The research led by Dr Daqing Ma at Imperial College London and funded by Alzheimer’s Society was published today (Thursday 17 October 2013) in the journal Annals of Surgery.
The drug, which is widely used to treat high cholesterol, was orally given to mice for five days before they underwent surgery on their kidneys. This study shows that atorvastatin reduced inflammation and also protected neurons in the brain and improved memory of mice in the days after surgery.
Following surgery, mice show a general decline in performance on memory tests. Pre-treating the mice with atorvastatin prevented this decline in memory, offering some protection to the negative effects that surgery can have cognitive function.
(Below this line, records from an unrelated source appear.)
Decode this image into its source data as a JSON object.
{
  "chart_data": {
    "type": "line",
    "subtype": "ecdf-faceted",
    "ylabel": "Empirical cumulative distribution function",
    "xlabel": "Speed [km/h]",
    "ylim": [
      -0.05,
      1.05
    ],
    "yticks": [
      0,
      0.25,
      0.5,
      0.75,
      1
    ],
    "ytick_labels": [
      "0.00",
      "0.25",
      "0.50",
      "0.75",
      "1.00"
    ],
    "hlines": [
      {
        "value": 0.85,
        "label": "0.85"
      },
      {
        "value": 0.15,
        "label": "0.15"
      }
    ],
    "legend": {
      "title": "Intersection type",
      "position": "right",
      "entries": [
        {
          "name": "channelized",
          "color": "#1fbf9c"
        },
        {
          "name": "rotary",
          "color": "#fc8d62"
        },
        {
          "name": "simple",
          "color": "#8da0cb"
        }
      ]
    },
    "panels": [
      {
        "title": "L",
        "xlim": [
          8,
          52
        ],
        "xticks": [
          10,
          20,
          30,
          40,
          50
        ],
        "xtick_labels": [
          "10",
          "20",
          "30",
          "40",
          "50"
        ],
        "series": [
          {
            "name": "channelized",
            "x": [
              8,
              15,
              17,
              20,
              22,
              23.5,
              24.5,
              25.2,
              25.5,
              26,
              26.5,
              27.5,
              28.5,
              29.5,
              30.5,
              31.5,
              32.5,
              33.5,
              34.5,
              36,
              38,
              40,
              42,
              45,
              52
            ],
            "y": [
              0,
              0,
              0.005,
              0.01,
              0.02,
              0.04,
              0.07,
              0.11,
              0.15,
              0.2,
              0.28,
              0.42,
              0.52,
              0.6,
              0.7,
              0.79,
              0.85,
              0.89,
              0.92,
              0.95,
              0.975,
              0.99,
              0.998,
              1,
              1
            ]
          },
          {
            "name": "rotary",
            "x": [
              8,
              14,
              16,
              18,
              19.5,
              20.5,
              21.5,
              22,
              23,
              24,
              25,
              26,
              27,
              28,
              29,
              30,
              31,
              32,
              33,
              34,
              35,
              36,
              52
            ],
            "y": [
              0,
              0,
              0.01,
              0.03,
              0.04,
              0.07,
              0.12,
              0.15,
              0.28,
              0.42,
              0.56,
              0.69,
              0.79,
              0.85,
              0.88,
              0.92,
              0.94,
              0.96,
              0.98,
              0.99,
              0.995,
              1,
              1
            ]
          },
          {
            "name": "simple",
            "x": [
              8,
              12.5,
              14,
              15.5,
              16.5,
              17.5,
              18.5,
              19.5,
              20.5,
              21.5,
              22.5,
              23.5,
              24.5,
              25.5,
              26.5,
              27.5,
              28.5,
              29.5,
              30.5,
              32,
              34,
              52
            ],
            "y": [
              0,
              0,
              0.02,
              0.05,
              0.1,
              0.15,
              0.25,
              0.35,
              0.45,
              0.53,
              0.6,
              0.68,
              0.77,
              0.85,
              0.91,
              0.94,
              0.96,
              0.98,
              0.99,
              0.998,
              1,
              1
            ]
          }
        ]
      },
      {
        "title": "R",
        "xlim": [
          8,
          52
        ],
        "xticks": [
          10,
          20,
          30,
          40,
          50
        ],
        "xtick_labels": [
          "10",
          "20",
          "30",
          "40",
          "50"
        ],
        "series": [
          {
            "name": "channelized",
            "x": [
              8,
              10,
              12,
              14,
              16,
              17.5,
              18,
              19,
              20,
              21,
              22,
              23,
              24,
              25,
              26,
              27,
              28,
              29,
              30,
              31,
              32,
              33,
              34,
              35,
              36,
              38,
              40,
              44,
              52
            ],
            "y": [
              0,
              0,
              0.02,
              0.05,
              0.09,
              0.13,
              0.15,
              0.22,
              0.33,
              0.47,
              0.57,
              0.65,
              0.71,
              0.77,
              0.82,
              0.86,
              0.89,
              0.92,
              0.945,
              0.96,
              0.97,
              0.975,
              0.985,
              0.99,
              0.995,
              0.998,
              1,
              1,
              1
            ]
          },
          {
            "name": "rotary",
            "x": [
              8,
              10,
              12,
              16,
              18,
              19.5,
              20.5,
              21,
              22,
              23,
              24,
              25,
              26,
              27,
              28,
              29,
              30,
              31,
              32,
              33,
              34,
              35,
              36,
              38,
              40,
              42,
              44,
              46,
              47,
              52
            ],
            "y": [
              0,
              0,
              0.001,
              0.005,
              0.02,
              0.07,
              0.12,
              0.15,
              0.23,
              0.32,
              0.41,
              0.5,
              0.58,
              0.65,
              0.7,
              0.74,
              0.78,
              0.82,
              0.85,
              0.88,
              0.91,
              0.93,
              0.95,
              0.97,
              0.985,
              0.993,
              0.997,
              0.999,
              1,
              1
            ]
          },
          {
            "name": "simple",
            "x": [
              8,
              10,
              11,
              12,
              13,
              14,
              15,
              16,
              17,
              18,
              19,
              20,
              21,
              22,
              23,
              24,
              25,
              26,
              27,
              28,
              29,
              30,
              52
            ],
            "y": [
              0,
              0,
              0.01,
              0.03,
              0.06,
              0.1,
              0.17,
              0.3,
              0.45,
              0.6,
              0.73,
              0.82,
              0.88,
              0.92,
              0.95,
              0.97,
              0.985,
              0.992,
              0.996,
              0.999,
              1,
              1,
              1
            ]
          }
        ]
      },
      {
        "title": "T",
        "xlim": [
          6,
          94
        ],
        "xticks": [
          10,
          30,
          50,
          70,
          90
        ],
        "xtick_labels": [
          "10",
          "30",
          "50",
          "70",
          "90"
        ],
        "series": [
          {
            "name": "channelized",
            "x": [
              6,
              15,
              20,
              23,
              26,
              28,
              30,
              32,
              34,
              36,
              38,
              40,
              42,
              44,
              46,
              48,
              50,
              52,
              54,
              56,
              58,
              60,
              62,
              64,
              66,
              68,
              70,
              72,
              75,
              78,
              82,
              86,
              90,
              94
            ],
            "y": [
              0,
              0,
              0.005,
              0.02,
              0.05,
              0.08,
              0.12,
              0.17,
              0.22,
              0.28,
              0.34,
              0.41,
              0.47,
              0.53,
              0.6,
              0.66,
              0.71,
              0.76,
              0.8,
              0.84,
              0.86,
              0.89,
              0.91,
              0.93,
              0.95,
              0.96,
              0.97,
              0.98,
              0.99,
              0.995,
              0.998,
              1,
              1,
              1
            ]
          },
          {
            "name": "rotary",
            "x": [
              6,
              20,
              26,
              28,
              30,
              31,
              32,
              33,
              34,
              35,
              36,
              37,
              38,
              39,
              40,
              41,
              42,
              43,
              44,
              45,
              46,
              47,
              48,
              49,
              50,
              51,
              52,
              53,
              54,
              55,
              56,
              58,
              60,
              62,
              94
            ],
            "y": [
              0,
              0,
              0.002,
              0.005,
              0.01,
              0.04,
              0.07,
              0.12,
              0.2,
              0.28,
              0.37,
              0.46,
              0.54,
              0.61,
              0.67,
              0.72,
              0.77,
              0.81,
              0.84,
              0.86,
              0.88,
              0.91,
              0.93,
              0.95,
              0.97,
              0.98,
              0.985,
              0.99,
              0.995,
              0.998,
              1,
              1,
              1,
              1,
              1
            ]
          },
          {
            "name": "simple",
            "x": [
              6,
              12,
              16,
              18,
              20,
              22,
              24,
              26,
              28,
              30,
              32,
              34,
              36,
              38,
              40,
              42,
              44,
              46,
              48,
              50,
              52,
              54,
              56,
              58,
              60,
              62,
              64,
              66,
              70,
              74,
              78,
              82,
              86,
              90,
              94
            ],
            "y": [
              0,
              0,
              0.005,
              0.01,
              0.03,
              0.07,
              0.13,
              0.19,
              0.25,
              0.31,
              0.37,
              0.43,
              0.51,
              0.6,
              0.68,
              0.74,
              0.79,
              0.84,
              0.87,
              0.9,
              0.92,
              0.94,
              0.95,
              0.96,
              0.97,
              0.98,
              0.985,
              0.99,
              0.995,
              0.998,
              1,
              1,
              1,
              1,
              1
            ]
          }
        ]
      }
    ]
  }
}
Often, when people undergo major surgery under anaesthesia, some patients can develop problems with memory recall and concentration. If these symptoms last for longer it is then called postoperative cognitive dysfunction (POCD), and some of those patients can go on develop into Alzheimer’s disease.
With over 65 year olds predicted to become the largest group of society having surgery by 2020, the number of people who are at risk of developing post-operative cognitive decline is set to rise dramatically.
Lead researcher Dr Daqing Ma said:
‘Sometimes having an operation is unavoidable, especially for elderly people. We shouldn’t ignore the potential side-effects such as memory impairment following surgery – these should be prevented or treated wherever possible. The strategy demonstrated in this study is a good attempt but further studies are needed before clinical trials can be initiated.’
Dr. Doug Brown, Director of Research and Development at Alzheimer’s Society said:
‘We’ve known for sometime that having an operation can have an effect on people’s memory and sometimes trigger the onset of Alzheimer’s disease. The potential for a treatment that could prevent this from happening is positive and these findings are promising, but further research is now needed.
‘Further studies will give us a better understanding of the biology behind this and determine whether atorvastatin may be a good candidate drug to test in the elderly undergoing surgery. Ultimately clinical trials are needed to see if the statin could indeed protect our brains too, as well as in mice.’